George S. Park

George Shepherd Park (October 28, 1811 – June 6, 1890) was a Texas War of Independence hero and founder of Parkville, Missouri,[1] Park University and Manhattan, Kansas.

Biography

Park was born in Grafton, Vermont.

In 1835, he served under James Fannin in the Texas War of Independence.[2] Parks joined with Fannin's men at Refugio, Texas.[3] More than 400 of Fannin's troops were killed by troops of Antonio López de Santa Anna in the Goliad Massacre and Park was one of the few survivors.

In 1836, he moved to Jackson County, Missouri where he taught school. Following the Platte Purchase, in which Native Americans sold what is today northwest Missouri in 1838, Park took on a 99-year-lease of a steamboat landing site in the purchase area building a home on the bluffs above the Missouri River and platted the town of Parkville which he formally platted in 1844.

In 1845 he organized the Parkville Presbyterian Church. In 1853 he started the Industrial Luminary, a newspaper some believed to abolitionist. Park, however, owned slaves and termed the newspaper pro-commerce.

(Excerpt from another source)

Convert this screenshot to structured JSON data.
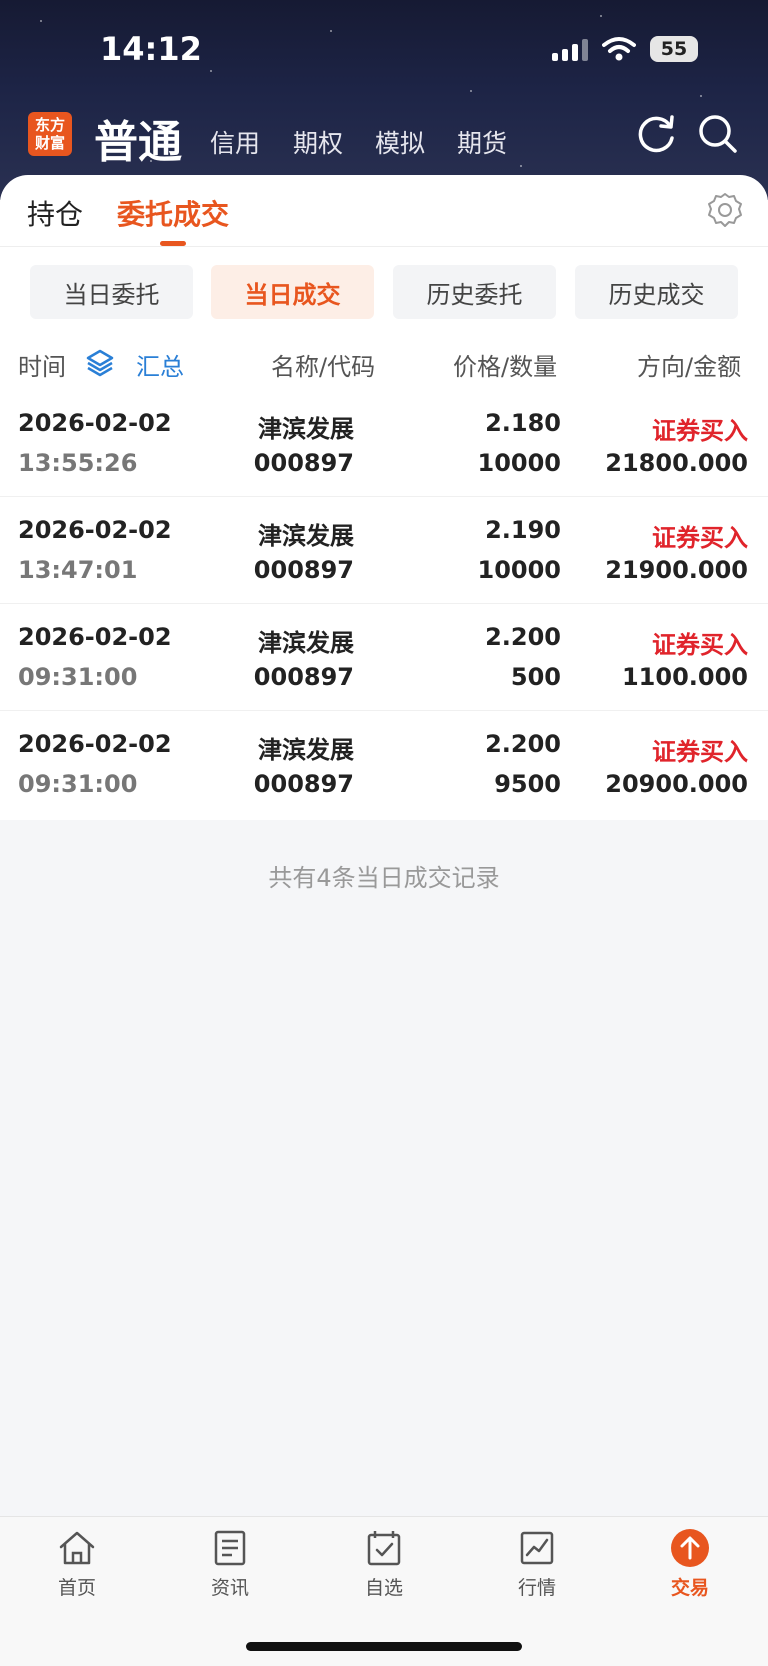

Park generally believed that slavery in Kansas would be bad for business there.

In 1854 while leading a trip up the Kansas River, he established the town of Polistra near the mouth of the Big Blue River.

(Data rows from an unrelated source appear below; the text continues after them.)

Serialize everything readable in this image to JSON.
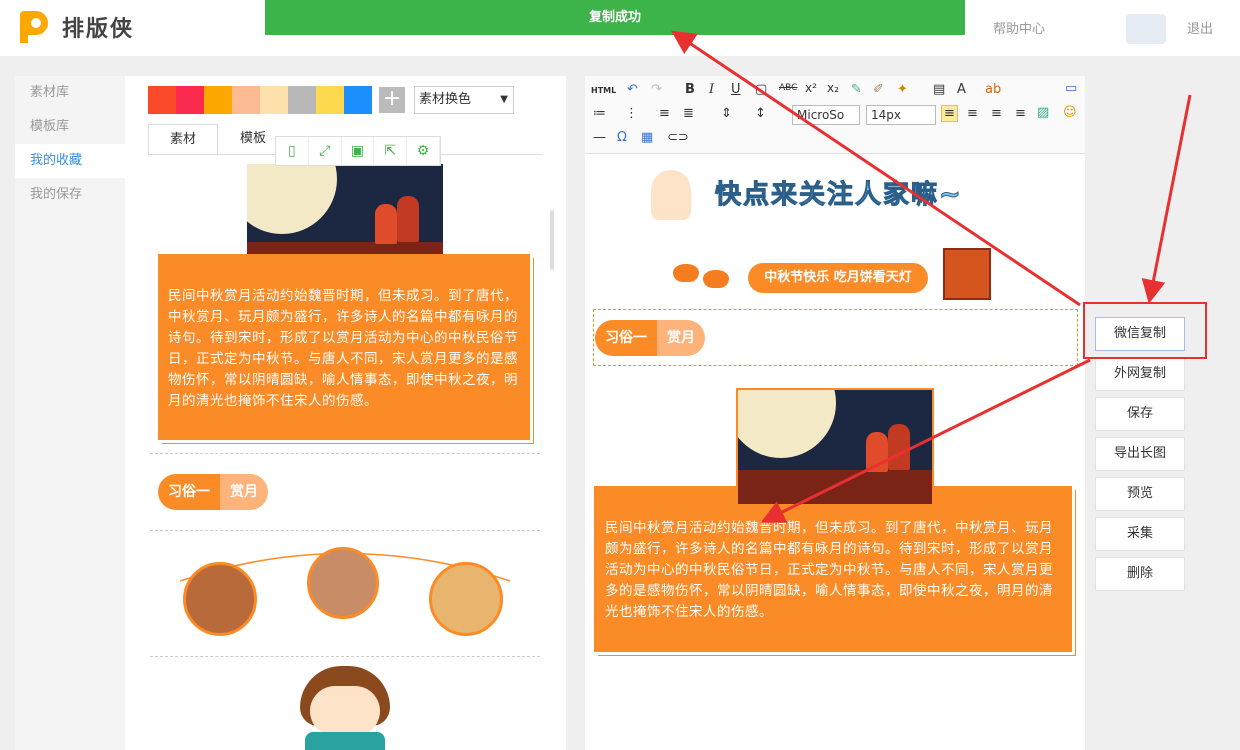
{
  "app": {
    "name": "排版侠"
  },
  "toast": {
    "text": "复制成功"
  },
  "header": {
    "help": "帮助中心",
    "logout": "退出"
  },
  "sidenav": {
    "items": [
      "素材库",
      "模板库",
      "我的收藏",
      "我的保存"
    ],
    "active": 2
  },
  "material": {
    "swatches": [
      "#fb4a2a",
      "#fd2a4f",
      "#fda800",
      "#fdbb94",
      "#fde0ab",
      "#b8b8b8",
      "#fdd94f",
      "#1a8ffd"
    ],
    "plus": "+",
    "color_swap": "素材换色",
    "tabs": [
      "素材",
      "模板"
    ],
    "card_text": "民间中秋赏月活动约始魏晋时期，但未成习。到了唐代，中秋赏月、玩月颇为盛行，许多诗人的名篇中都有咏月的诗句。待到宋时，形成了以赏月活动为中心的中秋民俗节日，正式定为中秋节。与唐人不同，宋人赏月更多的是感物伤怀，常以阴晴圆缺，喻人情事态，即使中秋之夜，明月的清光也掩饰不住宋人的伤感。",
    "tag_left": "习俗一",
    "tag_right": "赏月"
  },
  "editor": {
    "toolbar": {
      "html": "HTML",
      "font": "MicroSo",
      "size": "14px"
    },
    "heading": "快点来关注人家嘛~",
    "banner": "中秋节快乐 吃月饼看天灯",
    "tag_left": "习俗一",
    "tag_right": "赏月",
    "card_text": "民间中秋赏月活动约始魏晋时期，但未成习。到了唐代，中秋赏月、玩月颇为盛行，许多诗人的名篇中都有咏月的诗句。待到宋时，形成了以赏月活动为中心的中秋民俗节日，正式定为中秋节。与唐人不同，宋人赏月更多的是感物伤怀，常以阴晴圆缺，喻人情事态，即使中秋之夜，明月的清光也掩饰不住宋人的伤感。"
  },
  "actions": [
    "微信复制",
    "外网复制",
    "保存",
    "导出长图",
    "预览",
    "采集",
    "删除"
  ]
}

Park's newspaper was raided by a pro-slavery mob on April 14, 1855, and the printing press was thrown in the Missouri River. Park was in Polistra at the time closing a deal to turn over the town into a newly named Boston, Kansas to be run members by members of abolitionist New England Emigrant Aid Company (who in turn would rename it Manhattan). The Parkville Luminary, a newspaper based on the original Luminary, began publishing again in 2004. The newspaper's first issue contained unpublished letters from Park's last issue and frequently reprints Park's own editorials from the original Luminary.

In 1858 Park would pledge $500 toward the establishing of a college in the newly named Manhattan. The school, Bluemont Central College, would later become Kansas State University.

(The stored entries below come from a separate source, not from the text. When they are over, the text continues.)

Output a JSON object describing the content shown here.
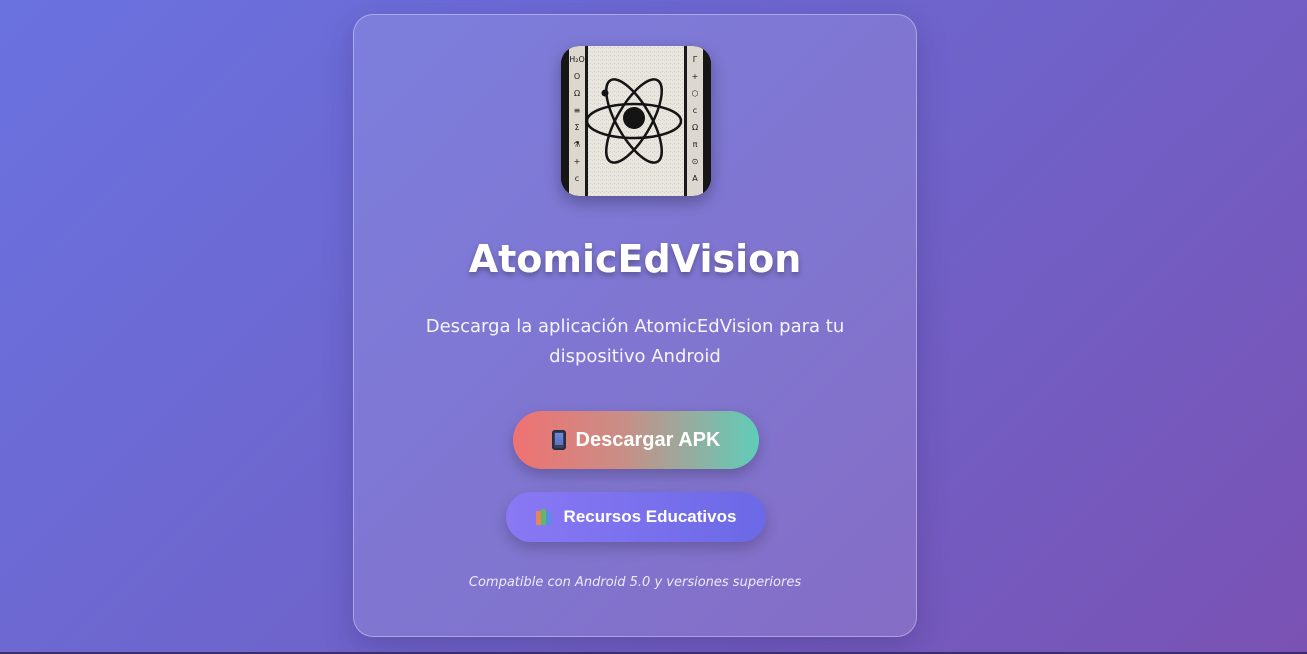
{
  "app": {
    "title": "AtomicEdVision",
    "description": "Descarga la aplicación AtomicEdVision para tu dispositivo Android",
    "compatibility": "Compatible con Android 5.0 y versiones superiores"
  },
  "buttons": {
    "download_apk": {
      "icon": "mobile-phone-icon",
      "label": "Descargar APK"
    },
    "resources": {
      "icon": "books-icon",
      "label": "Recursos Educativos"
    }
  },
  "logo": {
    "icon": "atom-icon",
    "symbols_left": [
      "H₂O",
      "O",
      "Ω",
      "≡",
      "Σ",
      "⚗",
      "+",
      "c"
    ],
    "symbols_right": [
      "Γ",
      "+",
      "⬡",
      "c",
      "Ω",
      "π",
      "⊙",
      "A"
    ]
  },
  "colors": {
    "background_start": "#6a72e0",
    "background_end": "#7a52b4",
    "apk_button_start": "#ef7272",
    "apk_button_end": "#5fcdb8",
    "resources_button_start": "#8a78f4",
    "resources_button_end": "#6b69e6"
  }
}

Immediately after the 1855 incident, he moved to Magnolia, Illinois where he made a fortune in real estate, but he returned to Parkville again in late 1855.

In 1859 he promoted a railroad from Cameron, Missouri to Parkville to be called the Parkville and Grand River Railroad. The road would then cross the Missouri River at Parkville. However in 1869 Kansas City won the race for the first bridge across the river at the Hannibal Bridge which was to transform it into the dominant city in the region.

Park was elected to the Missouri State Senate in 1866 where he introduced a bill to establish an industrial college. The bill failed.

Park formally moved back to Magnolia in 1874. He donated part of his land on the bluffs for a college to be headed by John A. McAfee, then president of Highland College in Highland, Kansas. The school which became known as Park College was initially a school aimed at preparing students for missionary life for the Presbyterian Church. Among the training was students building the school structures including its landmark MacKay Hall.

Park is buried on the Park College plot in the Walnut Grove Cemetery in Parkville.

References

  1. Eaton, David Wolfe (1917). How Missouri Counties, Towns and Streams Were Named. The State Historical Society of Missouri. p. 342.